ON of Top 10 E. coli cells with POT2 with NinaB

Date: 16/8
Done by: Marie & Tommy
Methods: protocos:

Notes:
100 mL ON culture was made, cells were grown at 37 C in LB media with Chloramphenicol.

ON of Top 10 E. coli cells with POT2 with NinaB

Date: 17/8
Done by: Marie & Tommy
Methods: Miniprep, Restriction digest, gel
Protocols: MP1.2 [6], RD1.1 [7].

Notes:
50 mL of elution buffer was used. DNA concentrations after pooling were measured on NanoDrop to 206,2 ng/microL. gel was run on produckt, showing recent miniprep compared to old miniprep produckt, showing uneven lengths. subsequent wa performed.

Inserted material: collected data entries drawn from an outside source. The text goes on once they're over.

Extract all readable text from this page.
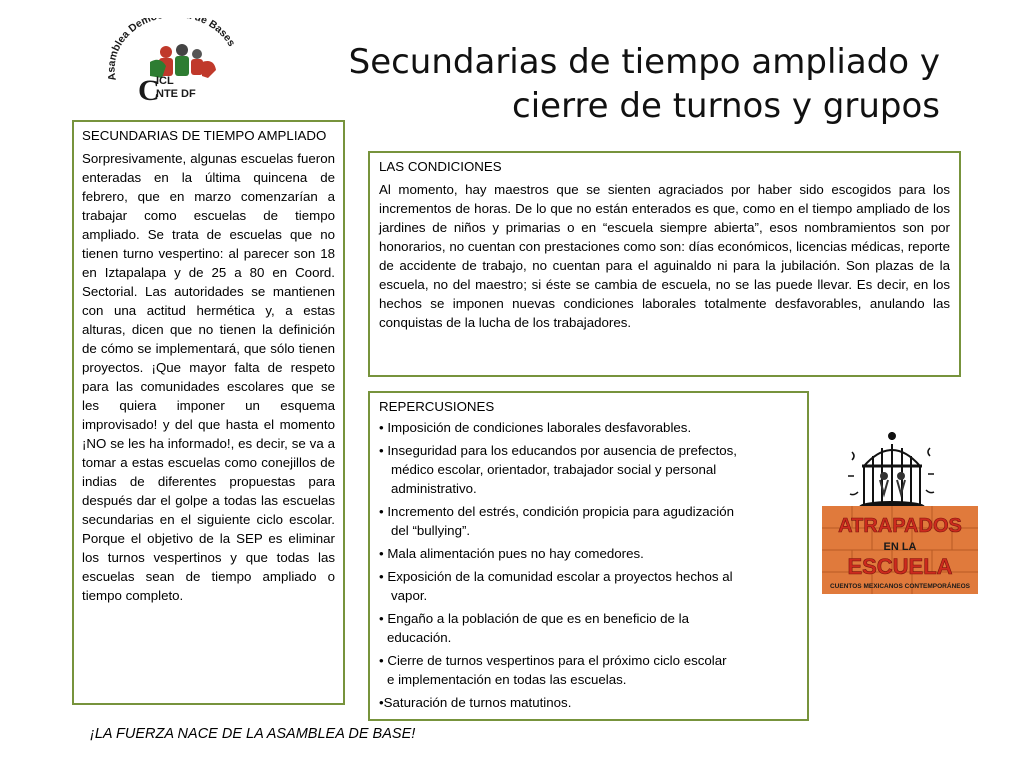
Asamblea Dem e Bases
C
ICL
NTE DF
Secundarias de tiempo ampliado y
cierre de turnos y grupos

SECUNDARIAS DE TIEMPO AMPLIADO

Sorpresivamente, algunas escuelas fueron enteradas en la última quincena de febrero, que en marzo comenzarían a trabajar como escuelas de tiempo ampliado. Se trata de escuelas que no tienen turno vespertino: al parecer son 18 en Iztapalapa y de 25 a 80 en Coord. Sectorial. Las autoridades se mantienen con una actitud hermética y, a estas alturas, dicen que no tienen la definición de cómo se implementará, que sólo tienen proyectos. ¡Que mayor falta de respeto para las comunidades escolares que se les quiera imponer un esquema improvisado! y del que hasta el momento ¡NO se les ha informado!, es decir, se va a tomar a estas escuelas como conejillos de indias de diferentes propuestas para después dar el golpe a todas las escuelas secundarias en el siguiente ciclo escolar. Porque el objetivo de la SEP es eliminar los turnos vespertinos y que todas las escuelas sean de tiempo ampliado o tiempo completo.

LAS CONDICIONES

Al momento, hay maestros que se sienten agraciados por haber sido escogidos para los incrementos de horas. De lo que no están enterados es que, como en el tiempo ampliado de los jardines de niños y primarias o en “escuela siempre abierta”, esos nombramientos son por honorarios, no cuentan con prestaciones como son: días económicos, licencias médicas, reporte de accidente de trabajo, no cuentan para el aguinaldo ni para la jubilación. Son plazas de la escuela, no del maestro; si éste se cambia de escuela, no se las puede llevar. Es decir, en los hechos se imponen nuevas condiciones laborales totalmente desfavorables, anulando las conquistas de la lucha de los trabajadores.

REPERCUSIONES

• Imposición de condiciones laborales desfavorables.
• Inseguridad para los educandos por ausencia de prefectos,
médico escolar, orientador, trabajador social y personal administrativo.
• Incremento del estrés, condición propicia para agudización
del “bullying”.
• Mala alimentación pues no hay comedores.
• Exposición de la comunidad escolar a proyectos hechos al
vapor.
• Engaño a la población de que es en beneficio de la
educación.
• Cierre de turnos vespertinos para el próximo ciclo escolar
e implementación en todas las escuelas.
•Saturación de turnos matutinos.
ATRAPADOS
EN LA
ESCUELA
CUENTOS MEXICANOS CONTEMPORÁNEOS
¡LA FUERZA NACE DE LA ASAMBLEA DE BASE!
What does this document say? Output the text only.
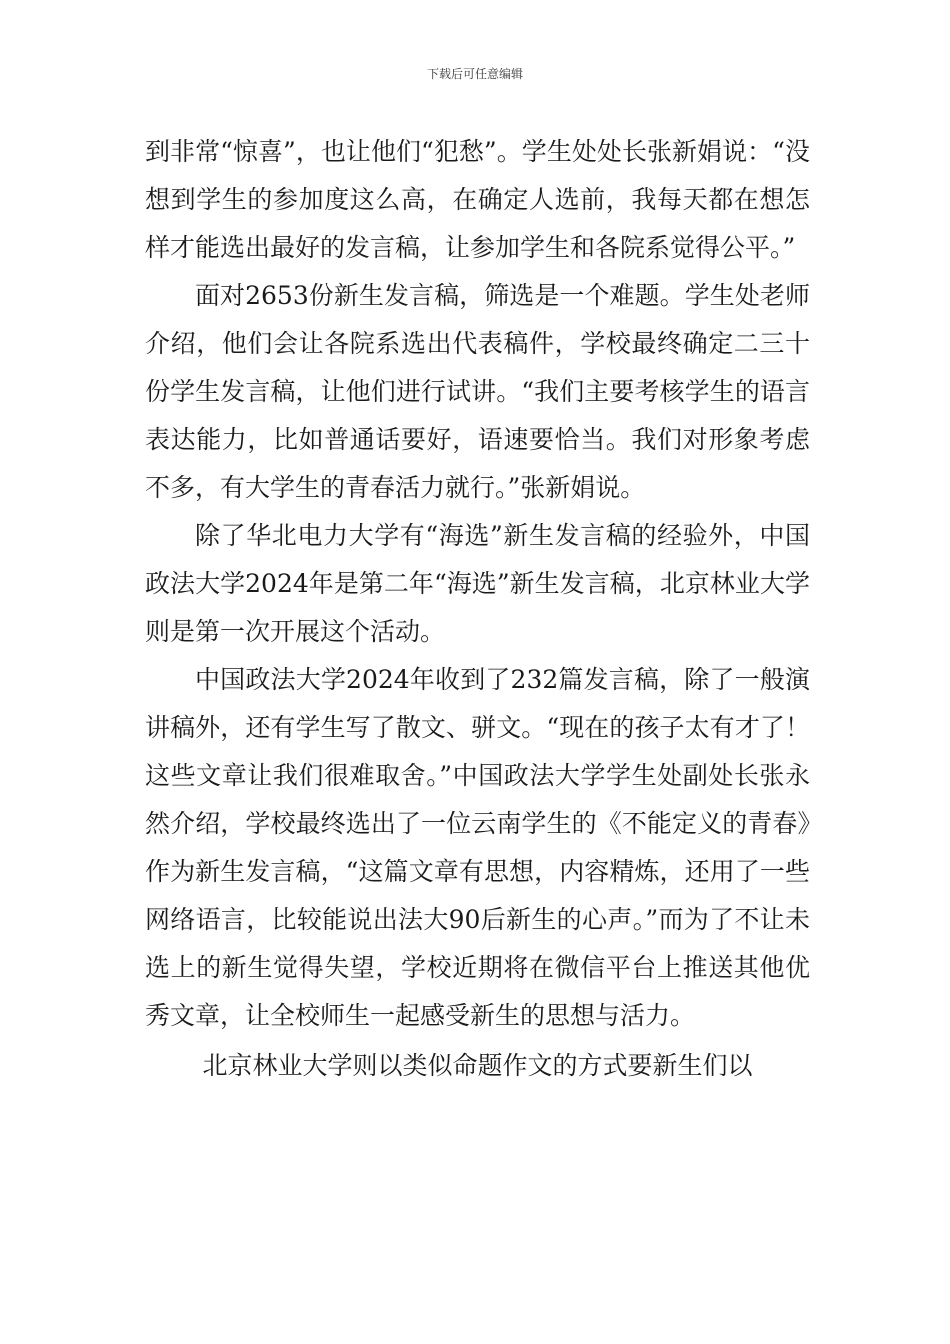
下载后可任意编辑

到非常“惊喜”，也让他们“犯愁”。学生处处长张新娟说：“没想到学生的参加度这么高，在确定人选前，我每天都在想怎样才能选出最好的发言稿，让参加学生和各院系觉得公平。”

面对2653份新生发言稿，筛选是一个难题。学生处老师介绍，他们会让各院系选出代表稿件，学校最终确定二三十份学生发言稿，让他们进行试讲。“我们主要考核学生的语言表达能力，比如普通话要好，语速要恰当。我们对形象考虑不多，有大学生的青春活力就行。”张新娟说。

除了华北电力大学有“海选”新生发言稿的经验外，中国政法大学2024年是第二年“海选”新生发言稿，北京林业大学则是第一次开展这个活动。

中国政法大学2024年收到了232篇发言稿，除了一般演讲稿外，还有学生写了散文、骈文。“现在的孩子太有才了！这些文章让我们很难取舍。”中国政法大学学生处副处长张永然介绍，学校最终选出了一位云南学生的《不能定义的青春》作为新生发言稿，“这篇文章有思想，内容精炼，还用了一些网络语言，比较能说出法大90后新生的心声。”而为了不让未选上的新生觉得失望，学校近期将在微信平台上推送其他优秀文章，让全校师生一起感受新生的思想与活力。

北京林业大学则以类似命题作文的方式要新生们以
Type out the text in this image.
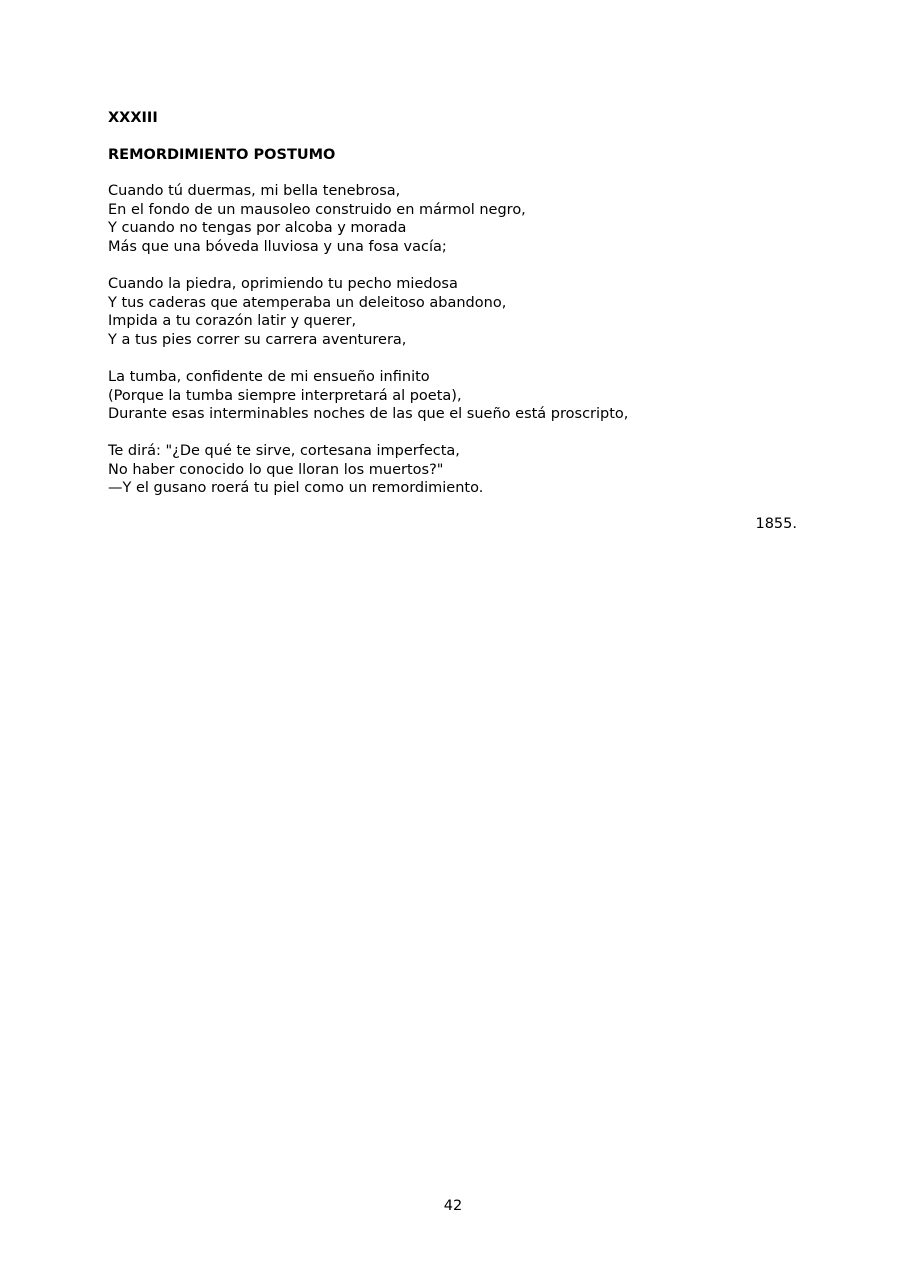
XXXIII
REMORDIMIENTO POSTUMO
Cuando tú duermas, mi bella tenebrosa,
En el fondo de un mausoleo construido en mármol negro,
Y cuando no tengas por alcoba y morada
Más que una bóveda lluviosa y una fosa vacía;
Cuando la piedra, oprimiendo tu pecho miedosa
Y tus caderas que atemperaba un deleitoso abandono,
Impida a tu corazón latir y querer,
Y a tus pies correr su carrera aventurera,
La tumba, confidente de mi ensueño infinito
(Porque la tumba siempre interpretará al poeta),
Durante esas interminables noches de las que el sueño está proscripto,
Te dirá: "¿De qué te sirve, cortesana imperfecta,
No haber conocido lo que lloran los muertos?"
—Y el gusano roerá tu piel como un remordimiento.
1855.
42
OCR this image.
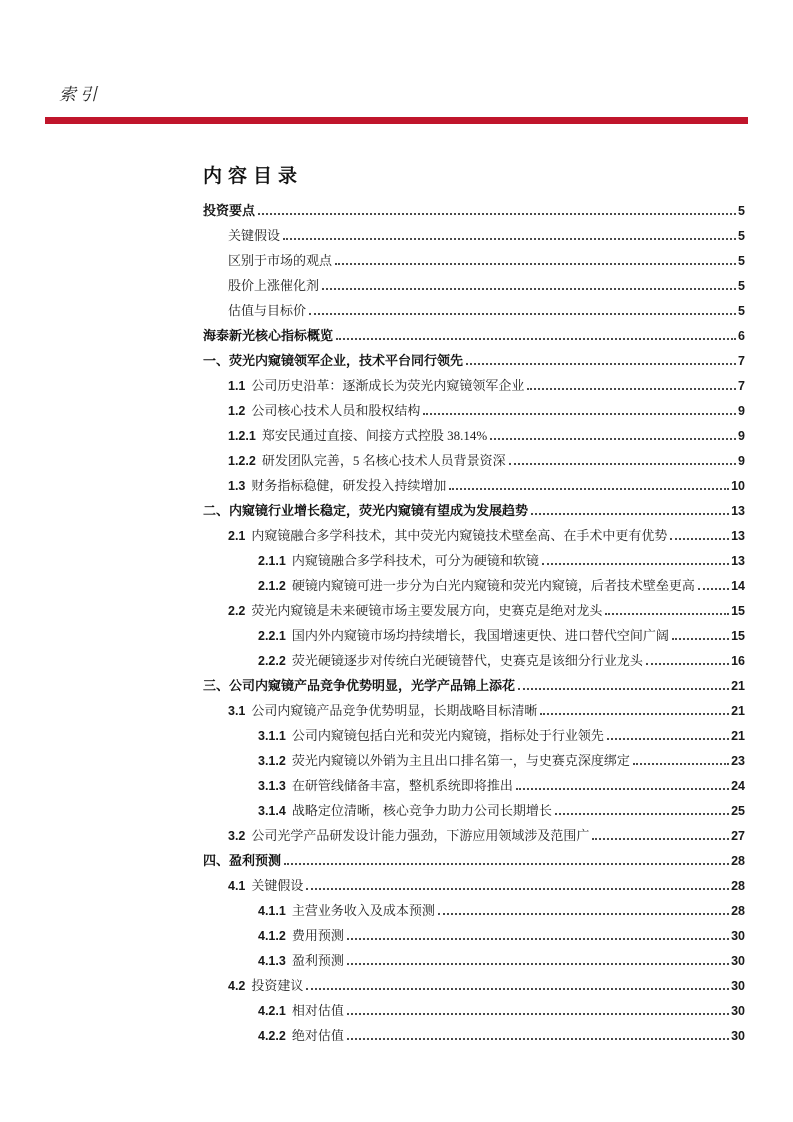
索引
内容目录
投资要点	5
关键假设	5
区别于市场的观点	5
股价上涨催化剂	5
估值与目标价	5
海泰新光核心指标概览	6
一、荧光内窥镜领军企业，技术平台同行领先	7
1.1 公司历史沿革：逐渐成长为荧光内窥镜领军企业	7
1.2 公司核心技术人员和股权结构	9
1.2.1 郑安民通过直接、间接方式控股 38.14%	9
1.2.2 研发团队完善，5 名核心技术人员背景资深	9
1.3 财务指标稳健，研发投入持续增加	10
二、内窥镜行业增长稳定，荧光内窥镜有望成为发展趋势	13
2.1 内窥镜融合多学科技术，其中荧光内窥镜技术壁垒高、在手术中更有优势	13
2.1.1 内窥镜融合多学科技术，可分为硬镜和软镜	13
2.1.2 硬镜内窥镜可进一步分为白光内窥镜和荧光内窥镜，后者技术壁垒更高	14
2.2 荧光内窥镜是未来硬镜市场主要发展方向，史赛克是绝对龙头	15
2.2.1 国内外内窥镜市场均持续增长，我国增速更快、进口替代空间广阔	15
2.2.2 荧光硬镜逐步对传统白光硬镜替代，史赛克是该细分行业龙头	16
三、公司内窥镜产品竞争优势明显，光学产品锦上添花	21
3.1 公司内窥镜产品竞争优势明显，长期战略目标清晰	21
3.1.1 公司内窥镜包括白光和荧光内窥镜，指标处于行业领先	21
3.1.2 荧光内窥镜以外销为主且出口排名第一，与史赛克深度绑定	23
3.1.3 在研管线储备丰富，整机系统即将推出	24
3.1.4 战略定位清晰，核心竞争力助力公司长期增长	25
3.2 公司光学产品研发设计能力强劲，下游应用领域涉及范围广	27
四、盈利预测	28
4.1 关键假设	28
4.1.1 主营业务收入及成本预测	28
4.1.2 费用预测	30
4.1.3 盈利预测	30
4.2 投资建议	30
4.2.1 相对估值	30
4.2.2 绝对估值	30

Restriction digest on miniprep produckt (w. EcoRI)

Date: 17/8
Done by: Marie & Tommy
Methods: Restriction digest, gel
Protocols: MP1.2 [8], gel.

Notes:
Due to the lack of old sample, restriction digest was performed using only 3,5 microL of miniprep produckt. 1,5 microL of H2O was added insted. EcoRI was used

The digest mix was incubated for 10 min at 37 C. A gel was run showing uncut new, cut new, uncut old and cut old miniprep product.